Theorem 3 (Exponential Compression [20]). Any irredundant generating set for a finite group G, such that |G| > 1, contains at most log2 |G| elements. A permutation of a set A is a bijection π : A → A. Indeed, the set of permutations form a group under composition, denoted as S(A). It is easy to see that the composition of two permutations is a permutation, that the composition of permutations is associative, that the composition with the identity never changes a permutation, and that every permutation has a unique inverse.
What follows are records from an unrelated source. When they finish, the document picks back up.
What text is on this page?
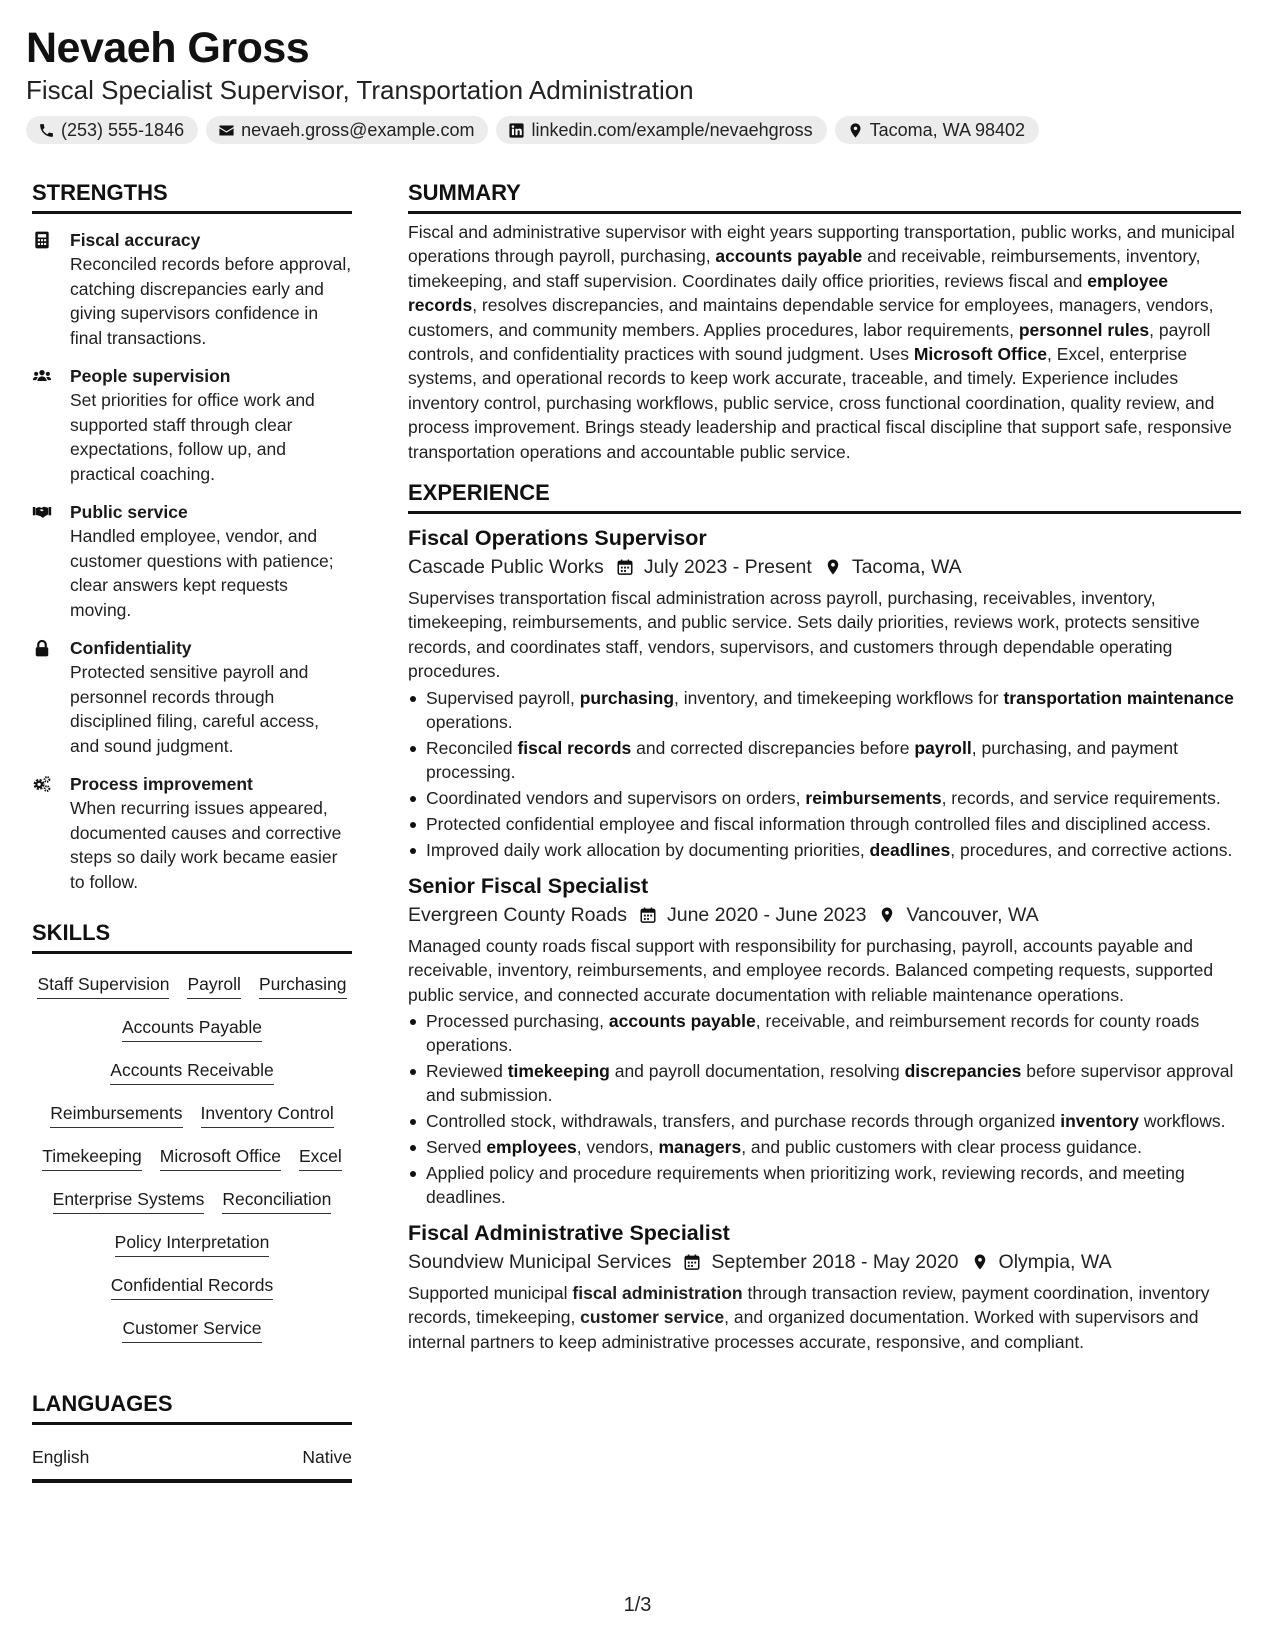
Nevaeh Gross
Fiscal Specialist Supervisor, Transportation Administration
(253) 555-1846	nevaeh.gross@example.com	linkedin.com/example/nevaehgross	Tacoma, WA 98402
STRENGTHS
Fiscal accuracy
Reconciled records before approval, catching discrepancies early and giving supervisors confidence in final transactions.
People supervision
Set priorities for office work and supported staff through clear expectations, follow up, and practical coaching.
Public service
Handled employee, vendor, and customer questions with patience; clear answers kept requests moving.
Confidentiality
Protected sensitive payroll and personnel records through disciplined filing, careful access, and sound judgment.
Process improvement
When recurring issues appeared, documented causes and corrective steps so daily work became easier to follow.
SKILLS
Staff Supervision Payroll Purchasing
Accounts Payable
Accounts Receivable
Reimbursements Inventory Control
Timekeeping Microsoft Office Excel
Enterprise Systems Reconciliation
Policy Interpretation
Confidential Records
Customer Service
LANGUAGES
English	Native
SUMMARY

Fiscal and administrative supervisor with eight years supporting transportation, public works, and municipal operations through payroll, purchasing, accounts payable and receivable, reimbursements, inventory, timekeeping, and staff supervision. Coordinates daily office priorities, reviews fiscal and employee records, resolves discrepancies, and maintains dependable service for employees, managers, vendors, customers, and community members. Applies procedures, labor requirements, personnel rules, payroll controls, and confidentiality practices with sound judgment. Uses Microsoft Office, Excel, enterprise systems, and operational records to keep work accurate, traceable, and timely. Experience includes inventory control, purchasing workflows, public service, cross functional coordination, quality review, and process improvement. Brings steady leadership and practical fiscal discipline that support safe, responsive transportation operations and accountable public service.

EXPERIENCE
Fiscal Operations Supervisor
Cascade Public Works July 2023 - Present Tacoma, WA

Supervises transportation fiscal administration across payroll, purchasing, receivables, inventory, timekeeping, reimbursements, and public service. Sets daily priorities, reviews work, protects sensitive records, and coordinates staff, vendors, supervisors, and customers through dependable operating procedures.

Supervised payroll, purchasing, inventory, and timekeeping workflows for transportation maintenance operations.
Reconciled fiscal records and corrected discrepancies before payroll, purchasing, and payment processing.
Coordinated vendors and supervisors on orders, reimbursements, records, and service requirements.
Protected confidential employee and fiscal information through controlled files and disciplined access.
Improved daily work allocation by documenting priorities, deadlines, procedures, and corrective actions.
Senior Fiscal Specialist
Evergreen County Roads June 2020 - June 2023 Vancouver, WA

Managed county roads fiscal support with responsibility for purchasing, payroll, accounts payable and receivable, inventory, reimbursements, and employee records. Balanced competing requests, supported public service, and connected accurate documentation with reliable maintenance operations.

Processed purchasing, accounts payable, receivable, and reimbursement records for county roads operations.
Reviewed timekeeping and payroll documentation, resolving discrepancies before supervisor approval and submission.
Controlled stock, withdrawals, transfers, and purchase records through organized inventory workflows.
Served employees, vendors, managers, and public customers with clear process guidance.
Applied policy and procedure requirements when prioritizing work, reviewing records, and meeting deadlines.
Fiscal Administrative Specialist
Soundview Municipal Services September 2018 - May 2020 Olympia, WA

Supported municipal fiscal administration through transaction review, payment coordination, inventory records, timekeeping, customer service, and organized documentation. Worked with supervisors and internal partners to keep administrative processes accurate, responsive, and compliant.

1/3
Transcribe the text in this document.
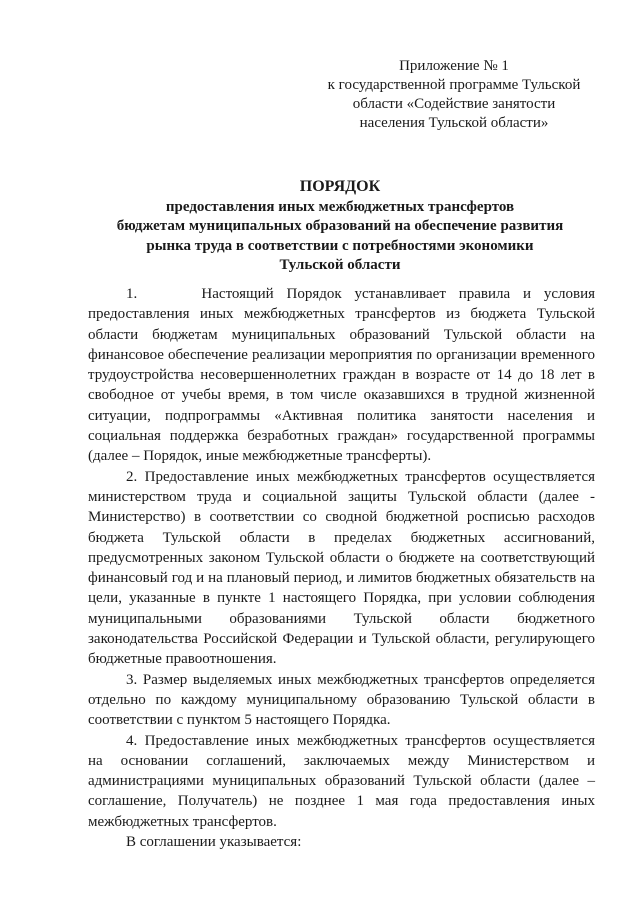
Приложение № 1
к государственной программе Тульской
области «Содействие занятости
населения Тульской области»
ПОРЯДОК
предоставления иных межбюджетных трансфертов
бюджетам муниципальных образований на обеспечение развития
рынка труда в соответствии с потребностями экономики
Тульской области

1.     Настоящий Порядок устанавливает правила и условия предоставления иных межбюджетных трансфертов из бюджета Тульской области бюджетам муниципальных образований Тульской области на финансовое обеспечение реализации мероприятия по организации временного трудоустройства несовершеннолетних граждан в возрасте от 14 до 18 лет в свободное от учебы время, в том числе оказавшихся в трудной жизненной ситуации, подпрограммы «Активная политика занятости населения и социальная поддержка безработных граждан» государственной программы (далее – Порядок, иные межбюджетные трансферты).

2. Предоставление иных межбюджетных трансфертов осуществляется министерством труда и социальной защиты Тульской области (далее - Министерство) в соответствии со сводной бюджетной росписью расходов бюджета Тульской области в пределах бюджетных ассигнований, предусмотренных законом Тульской области о бюджете на соответствующий финансовый год и на плановый период, и лимитов бюджетных обязательств на цели, указанные в пункте 1 настоящего Порядка, при условии соблюдения муниципальными образованиями Тульской области бюджетного законодательства Российской Федерации и Тульской области, регулирующего бюджетные правоотношения.

3. Размер выделяемых иных межбюджетных трансфертов определяется отдельно по каждому муниципальному образованию Тульской области в соответствии с пунктом 5 настоящего Порядка.

4. Предоставление иных межбюджетных трансфертов осуществляется на основании соглашений, заключаемых между Министерством и администрациями муниципальных образований Тульской области (далее – соглашение, Получатель) не позднее 1 мая года предоставления иных межбюджетных трансфертов.

В соглашении указывается:
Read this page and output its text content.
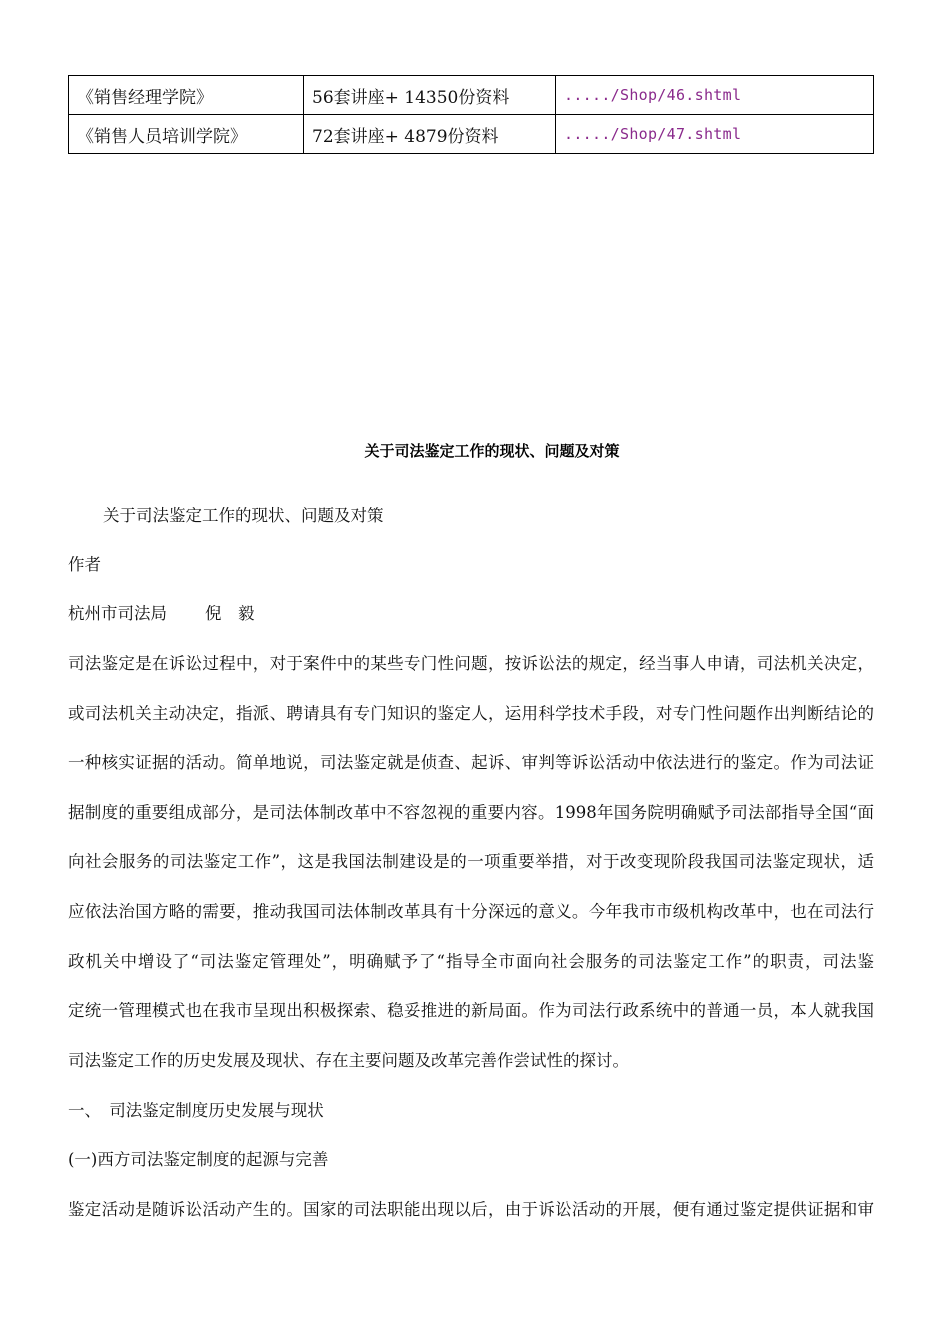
《销售经理学院》	56套讲座+ 14350份资料	...../Shop/46.shtml
《销售人员培训学院》	72套讲座+ 4879份资料	...../Shop/47.shtml
关于司法鉴定工作的现状、问题及对策
关于司法鉴定工作的现状、问题及对策
作者
杭州市司法局 倪　毅
司法鉴定是在诉讼过程中，对于案件中的某些专门性问题，按诉讼法的规定，经当事人申请，司法机关决定，
或司法机关主动决定，指派、聘请具有专门知识的鉴定人，运用科学技术手段，对专门性问题作出判断结论的
一种核实证据的活动。简单地说，司法鉴定就是侦查、起诉、审判等诉讼活动中依法进行的鉴定。作为司法证
据制度的重要组成部分，是司法体制改革中不容忽视的重要内容。1998年国务院明确赋予司法部指导全国“面
向社会服务的司法鉴定工作”，这是我国法制建设是的一项重要举措，对于改变现阶段我国司法鉴定现状，适
应依法治国方略的需要，推动我国司法体制改革具有十分深远的意义。今年我市市级机构改革中，也在司法行
政机关中增设了“司法鉴定管理处”，明确赋予了“指导全市面向社会服务的司法鉴定工作”的职责，司法鉴
定统一管理模式也在我市呈现出积极探索、稳妥推进的新局面。作为司法行政系统中的普通一员，本人就我国
司法鉴定工作的历史发展及现状、存在主要问题及改革完善作尝试性的探讨。
一、　司法鉴定制度历史发展与现状
(一)西方司法鉴定制度的起源与完善
鉴定活动是随诉讼活动产生的。国家的司法职能出现以后，由于诉讼活动的开展，便有通过鉴定提供证据和审
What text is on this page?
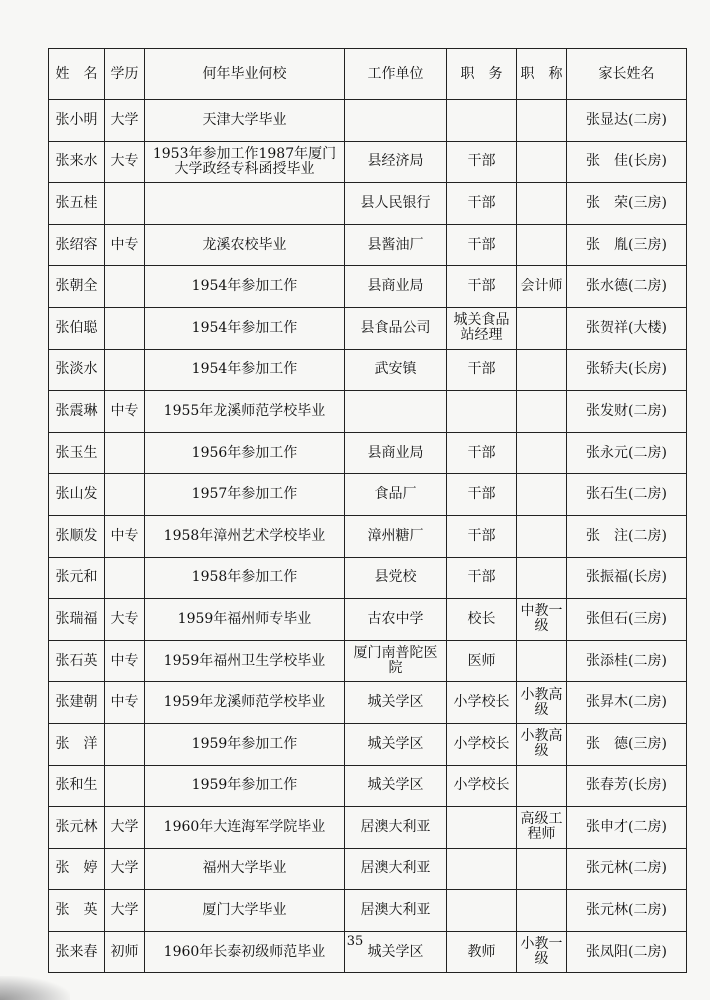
姓　名	学历	何年毕业何校	工作单位	职　务	职　称	家长姓名
张小明	大学	天津大学毕业				张显达(二房)
张来水	大专	1953年参加工作1987年厦门大学政经专科函授毕业	县经济局	干部		张　佳(长房)
张五桂			县人民银行	干部		张　荣(三房)
张绍容	中专	龙溪农校毕业	县酱油厂	干部		张　胤(三房)
张朝全		1954年参加工作	县商业局	干部	会计师	张水德(二房)
张伯聪		1954年参加工作	县食品公司	城关食品站经理		张贺祥(大楼)
张淡水		1954年参加工作	武安镇	干部		张轿夫(长房)
张震琳	中专	1955年龙溪师范学校毕业				张发财(二房)
张玉生		1956年参加工作	县商业局	干部		张永元(二房)
张山发		1957年参加工作	食品厂	干部		张石生(二房)
张顺发	中专	1958年漳州艺术学校毕业	漳州糖厂	干部		张　注(二房)
张元和		1958年参加工作	县党校	干部		张振福(长房)
张瑞福	大专	1959年福州师专毕业	古农中学	校长	中教一级	张但石(三房)
张石英	中专	1959年福州卫生学校毕业	厦门南普陀医院	医师		张添桂(二房)
张建朝	中专	1959年龙溪师范学校毕业	城关学区	小学校长	小教高级	张昇木(二房)
张　洋		1959年参加工作	城关学区	小学校长	小教高级	张　德(三房)
张和生		1959年参加工作	城关学区	小学校长		张春芳(长房)
张元林	大学	1960年大连海军学院毕业	居澳大利亚		高级工程师	张申才(二房)
张　婷	大学	福州大学毕业	居澳大利亚			张元林(二房)
张　英	大学	厦门大学毕业	居澳大利亚			张元林(二房)
张来春	初师	1960年长泰初级师范毕业	城关学区	教师	小教一级	张凤阳(二房)
35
The image of a ∈ A under a permutation π is denoted as aπ , and for S ⊆ A define S π = {aπ | a ∈ S}. The orbits of S under π are the set of elements of A to which S can be mapped by (repeatedly) applying π. Orbits under a permutation define an equivalence relation on A. Analogously, for vectors v = (v1 , v2 , . . . , vk ) ∈ Ak define v π = (v1π , v2π , . . . , vkπ ), and sets of sets S = {S1 , S2 , . . . , Sk } such that Si ⊆ A for 1 ≤ i ≤ k define S π = {S1π , S2π , . . . , Skπ }. For a logic program P , we define the symmetric group of P , S(atom(P )), to be the group of all permutations of the atoms that occur in P . We will make use of the cycle notation where a permutation is a product of disjoint cycles. A cycle (1 2 3 . . . n) means that the permutation maps 1 to 2, 2 to 3, and so on, finally n back to 1. An element that does not appear in any cycle is understood as being mapped to itself. Table 2 provides some examples. Finally, we define the support [18] of a permutation as those elements that are not mapped to themselves. As to Symmetry-breaking Answer Set Solving, given a logic program P , we are interested in the subgroup of the symmetric group of P which elements leave P unchanged. Obviously, a symmetry of a logic program preserves answer sets.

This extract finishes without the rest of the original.